Ein mir immer wieder in Erinnerung kommendes Beispiel: Zwei hochgeschätzte Kolleginnen aus der Klinik, an der ich viele Jahre tätig gewesen bin, bekamen vor einigen Jahren aufgrund ihrer außergewöhnlichen Fähigkeiten ihre wohlverdiente Professur. Bei mehreren Kongressaufenthalten, insbesondere an den Kliniken in den Alt-Bundesländern, wurde dieses hocherfreuliche Geschehen mit den Worten kommentiert: „Ach, hat die Quote in Leipzig auch zugeschlagen?“ Dies ist nicht nur verletzend, nein, es wirft auch ein bezeichnendes Bild auf den Zustand in der Bundesrepublik. Man kann den unbekannten Kommentatoren ihre Bemerkung vielleicht gar nicht übel nehmen, sehen Sie doch täglich im Fernsehen, wozu eine Quotierung, insbesondere in politischen Ämtern, führt.
Nur, und gerade dies macht den Vorschlag von Sachsens Ministerpräsident Michael Kretschmer (CDU) so fragwürdig: Man hat doch in Sachsen im Kabinett und im Landtag auch fähige Ministerinnen und Abgeordnete, so dass eine eingeführte Quote auch auf diese nur beschädigend wirken würde. Besonders absurd wirkt ein neuerdings kursierender Vorschlag der SPD, bei Kandidatenaufstellungen grundsätzlich eine Tandemlösung (eine Frau/ein Mann) zu fordern, ebenso wie das in Brandenburg beschlossene Paritätsgesetz.
Man muss auch nicht unbedingt in Ostdeutschland – mit einer mit Sicherheit höheren Gleichberechtigung zwischen Mann und Frau als in der ehemaligen Altbundesrepublik – sozialisiert worden sein, um diese Diskussion als peinlich für alle Frauen zu empfinden.

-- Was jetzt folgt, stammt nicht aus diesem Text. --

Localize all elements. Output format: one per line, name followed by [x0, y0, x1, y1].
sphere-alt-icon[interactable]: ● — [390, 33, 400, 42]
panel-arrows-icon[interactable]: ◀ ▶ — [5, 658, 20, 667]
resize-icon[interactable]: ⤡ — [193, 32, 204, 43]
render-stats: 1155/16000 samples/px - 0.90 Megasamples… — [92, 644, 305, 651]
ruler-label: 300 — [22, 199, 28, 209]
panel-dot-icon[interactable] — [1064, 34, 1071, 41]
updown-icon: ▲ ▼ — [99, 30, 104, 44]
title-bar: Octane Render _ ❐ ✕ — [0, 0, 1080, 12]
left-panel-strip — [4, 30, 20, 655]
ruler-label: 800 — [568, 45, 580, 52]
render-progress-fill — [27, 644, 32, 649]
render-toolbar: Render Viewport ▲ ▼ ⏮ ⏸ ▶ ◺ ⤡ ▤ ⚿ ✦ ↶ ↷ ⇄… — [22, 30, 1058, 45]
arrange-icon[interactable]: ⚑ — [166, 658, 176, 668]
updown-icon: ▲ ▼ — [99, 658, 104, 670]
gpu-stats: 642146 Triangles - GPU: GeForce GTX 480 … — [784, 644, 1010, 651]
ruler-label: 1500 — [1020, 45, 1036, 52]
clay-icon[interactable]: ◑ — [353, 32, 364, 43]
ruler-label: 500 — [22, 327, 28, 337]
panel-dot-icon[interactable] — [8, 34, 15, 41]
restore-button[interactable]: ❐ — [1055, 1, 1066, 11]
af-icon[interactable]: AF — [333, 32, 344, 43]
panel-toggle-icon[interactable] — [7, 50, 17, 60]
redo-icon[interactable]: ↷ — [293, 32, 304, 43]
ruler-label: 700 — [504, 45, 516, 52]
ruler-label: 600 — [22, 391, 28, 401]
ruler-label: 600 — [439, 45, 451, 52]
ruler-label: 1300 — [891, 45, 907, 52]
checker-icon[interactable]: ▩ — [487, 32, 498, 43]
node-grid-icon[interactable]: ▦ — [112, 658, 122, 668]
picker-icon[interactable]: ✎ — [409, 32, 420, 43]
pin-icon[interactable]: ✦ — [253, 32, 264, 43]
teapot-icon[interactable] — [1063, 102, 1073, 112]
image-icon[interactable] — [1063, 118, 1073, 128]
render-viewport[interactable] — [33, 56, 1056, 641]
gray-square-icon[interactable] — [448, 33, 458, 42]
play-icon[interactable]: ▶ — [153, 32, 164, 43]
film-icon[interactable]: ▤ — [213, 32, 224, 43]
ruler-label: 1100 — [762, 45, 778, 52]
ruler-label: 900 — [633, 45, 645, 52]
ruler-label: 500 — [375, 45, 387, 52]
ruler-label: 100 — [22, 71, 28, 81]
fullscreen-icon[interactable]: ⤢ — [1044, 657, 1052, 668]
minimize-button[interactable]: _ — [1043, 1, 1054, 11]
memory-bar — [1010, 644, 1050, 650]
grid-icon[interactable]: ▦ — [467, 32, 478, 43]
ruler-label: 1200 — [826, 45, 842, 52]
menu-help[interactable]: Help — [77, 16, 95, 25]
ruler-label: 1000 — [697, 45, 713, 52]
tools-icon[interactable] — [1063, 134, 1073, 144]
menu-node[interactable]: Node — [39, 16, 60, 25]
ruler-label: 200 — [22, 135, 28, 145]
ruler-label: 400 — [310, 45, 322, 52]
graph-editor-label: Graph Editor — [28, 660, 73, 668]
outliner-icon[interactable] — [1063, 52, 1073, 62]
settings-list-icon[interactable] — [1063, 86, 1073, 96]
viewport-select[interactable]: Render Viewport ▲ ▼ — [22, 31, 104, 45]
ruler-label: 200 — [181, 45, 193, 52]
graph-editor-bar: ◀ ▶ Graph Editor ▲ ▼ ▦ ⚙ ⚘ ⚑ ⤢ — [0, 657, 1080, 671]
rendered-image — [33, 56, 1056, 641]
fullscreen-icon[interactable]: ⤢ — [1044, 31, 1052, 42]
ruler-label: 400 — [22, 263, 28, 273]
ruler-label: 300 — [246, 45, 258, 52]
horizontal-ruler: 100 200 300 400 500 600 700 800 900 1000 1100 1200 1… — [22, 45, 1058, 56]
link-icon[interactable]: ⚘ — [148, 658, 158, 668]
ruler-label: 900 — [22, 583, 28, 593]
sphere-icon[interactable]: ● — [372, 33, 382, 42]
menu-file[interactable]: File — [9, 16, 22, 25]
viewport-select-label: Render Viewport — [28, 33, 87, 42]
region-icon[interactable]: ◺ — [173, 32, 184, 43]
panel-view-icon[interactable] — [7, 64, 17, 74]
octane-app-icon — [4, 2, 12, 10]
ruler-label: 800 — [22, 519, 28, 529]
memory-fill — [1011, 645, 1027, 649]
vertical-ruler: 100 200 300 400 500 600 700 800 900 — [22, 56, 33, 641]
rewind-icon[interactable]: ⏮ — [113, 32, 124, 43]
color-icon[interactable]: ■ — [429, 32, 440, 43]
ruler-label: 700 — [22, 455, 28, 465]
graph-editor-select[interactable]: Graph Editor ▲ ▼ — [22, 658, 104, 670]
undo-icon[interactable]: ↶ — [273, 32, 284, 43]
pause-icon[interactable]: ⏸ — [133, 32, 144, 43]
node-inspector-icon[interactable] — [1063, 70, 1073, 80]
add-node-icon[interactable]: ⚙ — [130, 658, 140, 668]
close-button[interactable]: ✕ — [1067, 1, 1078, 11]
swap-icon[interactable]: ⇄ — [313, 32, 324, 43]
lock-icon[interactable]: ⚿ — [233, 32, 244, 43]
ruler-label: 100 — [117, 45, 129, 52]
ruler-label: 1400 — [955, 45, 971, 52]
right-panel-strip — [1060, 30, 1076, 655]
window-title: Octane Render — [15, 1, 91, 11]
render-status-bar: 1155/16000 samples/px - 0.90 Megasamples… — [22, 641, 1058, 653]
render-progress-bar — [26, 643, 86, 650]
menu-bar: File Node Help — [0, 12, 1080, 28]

Natürlich wird man diesen Parteitagsbeschluss nicht mehr revidieren können. Aber zur Kenntnis nehmen sollte man: Dies ist der falsche Weg. Und er passt auch so gar nicht zur bisher doch guten Arbeit des neuen Ministerpräsidenten.
Frauenförderung, mit allem was dazugehört, wie Unterstützung bei der Kinderbetreuung, familienfreundlichen Arbeitszeiten, Frauen-spezifische Arbeitsplätze: „Ja“! Frauenquote: eindeutig „Nein“. Dies sind wir den Frauen, die es wirklich verdient haben in Spitzenpositionen zu kommen, einfach schuldig.